Dans cet épisode de Passion Antiquités, Solenn Gautier nous fait voyager en Haute Égypte au Vème siècle avant notre ère pour découvrir les familles juives d’Elephantine. Elle a soutenu son mémoire de Master 2 « La sphère familiale chez les juifs d’Éléphantine au cinquième siècle avant notre ère » à l’Université de Paris 1 Panthéon-Sorbonne sous la direction de Bernard Legras.
Elephantine au Vème siècle avant notre ère
Pour ses recherches, Solenn Gautier a travaillé sur Eléphantine, une colonie militaire située sur une petite île de haute Egypte (le sud) qui fait face à la ville de Syène, aujourd’hui appelée Assouan. Cette zone stratégique est intéressante à étudier car elle permettait notamment de surveiller la frontière avec la Nubie et de protéger la route commerciale notamment d’ivoire (d’où vient le nom Eléphantine).
Au Vème siècle avant notre ère, durant la période achéménide, les Perses dominent la région et sont aux postes de commandement d’où ils dirigent des notables égyptiens dans une paix toute relative.
L’arrivée des Juifs en Égypte
Plusieurs hypothèses existent concernant la datation de l’arrivée des Juifs en Egypte. La première concerne un contingent de mercenaires ayant été envoyé depuis le royaume de Judas au pharaon Psammétique 1er. La seconde proposition serait une arrivée lors du règne du roi Josias. Les opposants à ses réformes religieuses auraient fui le royaume de Judas vers l’Égypte. Une autre hypothèse serait un exode lors de la chute du royaume de Judas pris par les babyloniens.
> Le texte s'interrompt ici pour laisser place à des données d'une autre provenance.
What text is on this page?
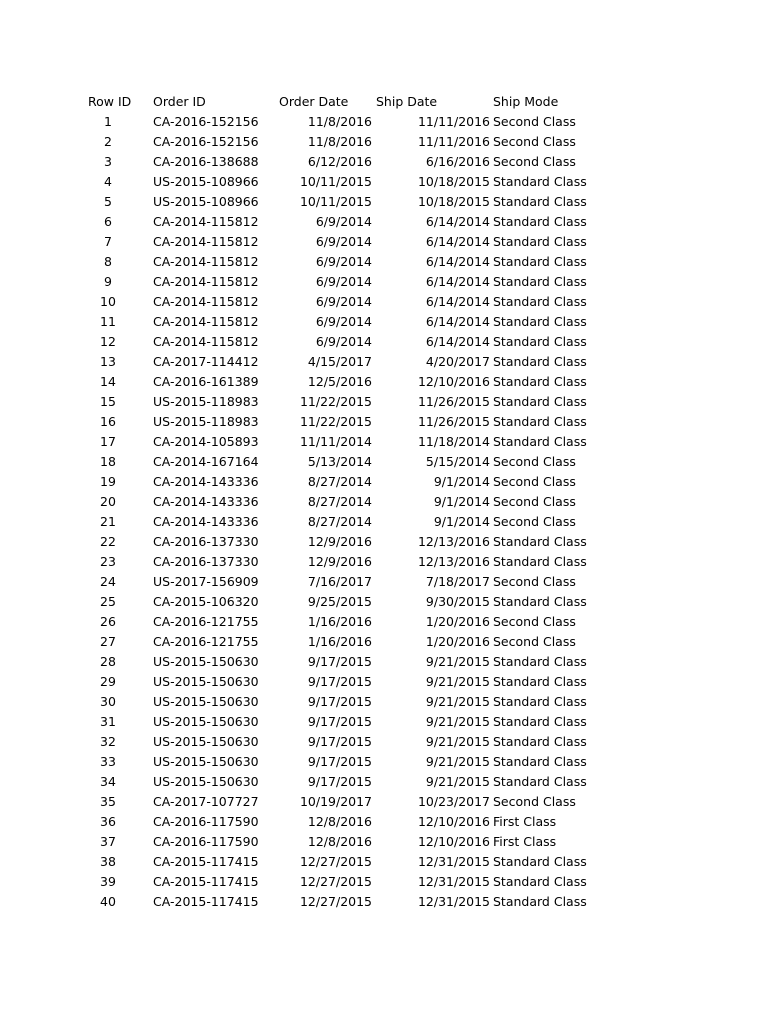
Row ID	Order ID	Order Date	Ship Date	Ship Mode
1	CA-2016-152156	11/8/2016	11/11/2016 Second Class
2	CA-2016-152156	11/8/2016	11/11/2016 Second Class
3	CA-2016-138688	6/12/2016	6/16/2016 Second Class
4	US-2015-108966	10/11/2015	10/18/2015 Standard Class
5	US-2015-108966	10/11/2015	10/18/2015 Standard Class
6	CA-2014-115812	6/9/2014	6/14/2014 Standard Class
7	CA-2014-115812	6/9/2014	6/14/2014 Standard Class
8	CA-2014-115812	6/9/2014	6/14/2014 Standard Class
9	CA-2014-115812	6/9/2014	6/14/2014 Standard Class
10	CA-2014-115812	6/9/2014	6/14/2014 Standard Class
11	CA-2014-115812	6/9/2014	6/14/2014 Standard Class
12	CA-2014-115812	6/9/2014	6/14/2014 Standard Class
13	CA-2017-114412	4/15/2017	4/20/2017 Standard Class
14	CA-2016-161389	12/5/2016	12/10/2016 Standard Class
15	US-2015-118983	11/22/2015	11/26/2015 Standard Class
16	US-2015-118983	11/22/2015	11/26/2015 Standard Class
17	CA-2014-105893	11/11/2014	11/18/2014 Standard Class
18	CA-2014-167164	5/13/2014	5/15/2014 Second Class
19	CA-2014-143336	8/27/2014	9/1/2014 Second Class
20	CA-2014-143336	8/27/2014	9/1/2014 Second Class
21	CA-2014-143336	8/27/2014	9/1/2014 Second Class
22	CA-2016-137330	12/9/2016	12/13/2016 Standard Class
23	CA-2016-137330	12/9/2016	12/13/2016 Standard Class
24	US-2017-156909	7/16/2017	7/18/2017 Second Class
25	CA-2015-106320	9/25/2015	9/30/2015 Standard Class
26	CA-2016-121755	1/16/2016	1/20/2016 Second Class
27	CA-2016-121755	1/16/2016	1/20/2016 Second Class
28	US-2015-150630	9/17/2015	9/21/2015 Standard Class
29	US-2015-150630	9/17/2015	9/21/2015 Standard Class
30	US-2015-150630	9/17/2015	9/21/2015 Standard Class
31	US-2015-150630	9/17/2015	9/21/2015 Standard Class
32	US-2015-150630	9/17/2015	9/21/2015 Standard Class
33	US-2015-150630	9/17/2015	9/21/2015 Standard Class
34	US-2015-150630	9/17/2015	9/21/2015 Standard Class
35	CA-2017-107727	10/19/2017	10/23/2017 Second Class
36	CA-2016-117590	12/8/2016	12/10/2016 First Class
37	CA-2016-117590	12/8/2016	12/10/2016 First Class
38	CA-2015-117415	12/27/2015	12/31/2015 Standard Class
39	CA-2015-117415	12/27/2015	12/31/2015 Standard Class
40	CA-2015-117415	12/27/2015	12/31/2015 Standard Class
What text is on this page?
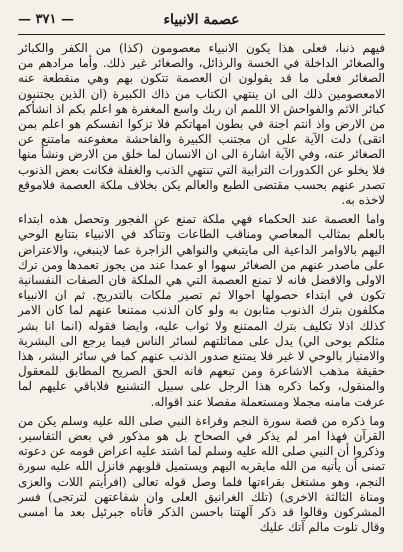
عصمة الانبياء
— ٣٧١ —

فيهم ذنبا، فعلى هذا يكون الانبياء معصومون (كذا) من الكفر والكبائر والصغائر الداخلة في الخسة والرذائل، والصغائر غير ذلك. وأما مرادهم من الصغائر فعلى ما قد يقولون ان العصمة تتكون بهم وهي منقطعة عنه الامعصومين ذلك الى ان ينتهي الكتاب من ذاك الكبيرة (ان الذين يجتنبون كبائر الاثم والفواحش الا اللمم ان ربك واسع المغفرة هو اعلم بكم اذ انشأكم من الارض واذ انتم اجنة في بطون امهاتكم فلا تزكوا انفسكم هو اعلم بمن اتقى) دلت الآية على ان مجتنب الكبيرة والفاحشة معفوعنه مامتنع عن الصغائر عنه، وفي الآية اشارة الى ان الانسان لما خلق من الارض ونشأ منها فلا يخلو عن الكدورات الترابية التي تنتهي الذنب والغفلة فكانت بعض الذنوب تصدر عنهم بحسب مقتضى الطبع والعالم يكن بخلاف ملكة العصمة فلاموقع لاخذه به.

واما العصمة عند الحكماء فهي ملكة تمنع عن الفجور وتحصل هذه ابتداء بالعلم بمثالب المعاصي ومناقب الطاعات وتتأكد في الانبياء بتتابع الوحي اليهم بالاوامر الداعية الى مايتبغي والنواهي الزاجرة عما لاينبغي، والاعتراض على ماصدر عنهم من الصغائر سهوا او عمدا عند من يجوز تعمدها ومن ترك الاولى والافضل فانه لا تمنع العصمة التي هي الملكة فان الصفات النفسانية تكون في ابتداء حصولها احوالا ثم تصير ملكات بالتدريج. ثم ان الانبياء مكلفون بترك الذنوب مثابون به ولو كان الذنب ممتنعا عنهم لما كان الامر كذلك اذلا تكليف بترك الممتنع ولا ثواب عليه، وايضا فقوله (انما انا بشر مثلكم يوحى الي) يدل على مماثلتهم لسائر الناس فيما يرجع الى البشرية والامتياز بالوحي لا غير فلا يمتنع صدور الذنب عنهم كما في سائر البشر، هذا حقيقة مذهب الاشاعرة ومن تبعهم فانه الحق الصريح المطابق للمعقول والمنقول، وكما ذكره هذا الرجل على سبيل التشنيع فلاباقي عليهم لما عرفت مامنه مجملا ومستعملة مفصلا عند اقواله.

وما ذكره من قصة سورة النجم وقراءة النبي صلى الله عليه وسلم يكن من القرآن فهذا امر لم يذكر في الصحاح بل هو مذكور في بعض التفاسير، وذكروا أن النبي صلى الله عليه وسلم لما اشتد عليه اعراض قومه عن دعوته تمنى أن يأتيه من الله مايقربه اليهم ويستميل قلوبهم فانزل الله عليه سورة النجم، وهو مشتغل بقراءتها فلما وصل قوله تعالى (افرأيتم اللات والعزى ومناة الثالثة الاخرى) (تلك الغرانيق العلى وان شفاعتهن لترتجى) فسر المشركون وقالوا قد ذكر آلهتنا باحسن الذكر فأتاه جبرئيل بعد ما امسى وقال تلوت مالم آتك عليك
Dans tous les cas, les Juifs sont présents à Éléphantine au Vème siècle avant notre ère.
Les deux familles d’Eléphantine étudiées
Dans son mémoire, Solenn Gautier a étudié deux familles très différentes, mais qui avait pour point commun d’être mixtes et d’avoir des femmes qui ont laissé des archives, notamment des contrat de mariage et des actes de donations.
La première est la famille de la notable Mibṭaḥyah. Ils étaient même probablement l’une des familles les plus riches de l’île car ils possédaient des esclaves et des biens fonciers, sachant que le père de Mibṭaḥyah était militaire et que son neveu deviendra en son temps le chef de la communauté juive.
La seconde famille que Solenn Gautier retrouve dans les papyrus est celle de ‘Ananyah et de Tamut. Plutôt d’un niveau social très modeste, ‘Ananyah était le sacristain du temple de Yahô et Tamut était une esclave égyptienne dont le fils a été reconnu par ce premier, mais dont des doutes persistent sur sa parentalité.
Dans l’épisode, nous parlons aussi de la déchristianisation de la datation, de la population d’Elephantine, de mariages et de divorces, de stock onomastique, d’esclavage, de l’importance des archives personnelles dans la vie quotidienne de l’époque.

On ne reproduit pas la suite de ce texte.